For U.S. politics, including for a socialist approach to politics, it matters that one side is doing this and the other side isn’t.
There are two things that make the Democratic Party’s difference from, in particular, the Trumpian Republican Party, matter strategically. One is the presence of social democrats and democratic socialists in the party. Their presence is not “cover” for neoliberal and right-wing Democrats, but rather is the result of factional political struggle and popular support for the left in the United States’ two-party system.
The second implication of the difference is the philosophical positioning of the Democratic Party as embodying the promise that capitalism can be made humane.
Strategically, these implications give socialists the opportunity to emphasize both neoliberal capitalism’s broken promises and the importance of electing and protecting left Democrats while building an independent infrastructure for both direct action and electoral anticapitalism–whatever forms those take in the coming months.

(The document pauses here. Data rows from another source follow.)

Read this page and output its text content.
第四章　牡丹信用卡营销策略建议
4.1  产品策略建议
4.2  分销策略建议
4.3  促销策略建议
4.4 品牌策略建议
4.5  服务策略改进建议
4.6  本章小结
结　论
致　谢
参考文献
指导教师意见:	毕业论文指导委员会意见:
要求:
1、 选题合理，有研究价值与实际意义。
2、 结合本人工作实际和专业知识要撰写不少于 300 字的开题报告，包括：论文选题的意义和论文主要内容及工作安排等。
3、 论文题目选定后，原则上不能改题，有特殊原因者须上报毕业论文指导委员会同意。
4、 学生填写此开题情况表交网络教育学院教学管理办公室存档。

Trumpian fascism, like all fascism, begins with the premise that capitalism can’t and shouldn’t be made humane, but rather that its violences are its virtues, the desirability of a violent hierarchical system, a sadistic celebration of brutality and caste order.
Fascism exists because humane capitalism rests on a lie. Neoliberalism’s stability rests, in turn, on the always-looming threat of fascism. We should be pointing this out–not as a pretext for comparing candidates or making epistemically sloppy arguments about equivalencies or third parties, but for building socialism as mass movement in opposition to capitalism, neoliberalism, and fascism.